Het eerste thema gaat over de afbakening van wat ernstig huiselijk geweld en ernstige kindermishandeling is. Daarbij wordt gewezen op het ongewenste risico dat alleen gefocust wordt op fysieke mishandeling. De definitie van zowel huiselijk geweld als kindermishandeling ziet echter op alle vormen: fysieke en psychische mishandeling, fysieke en psychische verwaarlozing en seksueel geweld. In geval van ouderenmishandeling wordt in de praktijk ook financiële uitbuiting daartoe gerekend. Voor het bepalen van de ernst bij de vormen van huiselijk geweld en kindermishandeling is ook de duur en frequentie (chroniciteit) van belang. Deze elementen zullen bij het opstellen van de afwegingskaders waar nodig onder de aandacht worden gebracht door het ondersteuningsprogramma (zie ook verder in deze paragraaf).
Het tweede thema betreft het afwegingskader. Naast begrip voor het feit dat er verschil in signalering, kennis en mogelijkheden tot hulpverlening is tussen beroepsgroepen, wordt ook gevraagd om beschikbare kennis over hoge risico’s en signalen te delen omdat diversiteit in afwegingskaders discussie kan geven bij samenwerking tussen verschillende professionals en bij het contact met Veilig Thuis. Dit kwam ook naar voren bij de uitvoeringstoetsen. Een aantal partijen is voor het hanteren van een basisnorm en voor een verplichting om Veilig Thuis te betrekken. Het kabinet wil het opstellen van een afwegingskader door de beroepsgroepen laten verrichten en daar geen verdere verplichtingen aan koppelen. Wel zal er met het ondersteuningsprogramma voor worden gezorgd dat de kennis die er is over hoge risico’s en signalen die wijzen op ernstig huiselijk geweld of kindermishandeling, onder de aandacht wordt gebracht bij alle beroepsgroepen. Ook zal de onderlinge uitwisseling worden gefaciliteerd, teneinde de samenhang tussen afwegingskaders te stimuleren. Het Netwerk Veilig Thuis zal daarbij als belangrijke partij betrokken worden. De kennis van Veilig Thuis alsmede de rol van Veilig Thuis bij ernstige casuïstiek is immers onmiskenbaar.

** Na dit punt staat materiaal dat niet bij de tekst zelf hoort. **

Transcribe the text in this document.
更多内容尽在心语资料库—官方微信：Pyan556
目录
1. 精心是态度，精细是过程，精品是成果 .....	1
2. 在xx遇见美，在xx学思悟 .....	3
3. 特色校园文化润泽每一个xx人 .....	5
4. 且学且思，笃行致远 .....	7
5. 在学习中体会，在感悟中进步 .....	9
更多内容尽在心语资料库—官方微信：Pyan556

Dit is ook belangrijk in verband met het derde thema: de aandacht die wordt gevraagd voor ondersteuning bij het opstellen van het afwegingskader en tijd en ruimte voor implementatie en scholing. Het eerdergenoemde programma zal de beroepsgroepen ondersteunen bij de implementatie en de uitvoering van de afwegingskaders (in overleg met beroepsgroepen en het Netwerk Veilig Thuis). Dit programma loopt van 2017 tot en met in elk geval eind 2018. Hierbij worden ook de verschillende inspecties betrokken in verband met de vormgeving van het toezicht. Door meerdere partijen en in de uitvoeringstoetsen is gevraagd om meer tijd voor het opstellen van het afwegingskader en de inwerkingtreding van het besluit, ook met het oog op de implementatie. Met de inzet van het ondersteuningsprogramma wil het kabinet de beroepsgroepen zodanig faciliteren dat het afwegingskader op 1 januari 2018 gereed kan zijn. Om de professionals vervolgens de tijd te geven vertrouwd te raken met het toepassen van het afwegingskader, is het besluit aangepast door aanvullend te regelen dat de toepassing van het afwegingskader per 1 juli 2018 in gaat.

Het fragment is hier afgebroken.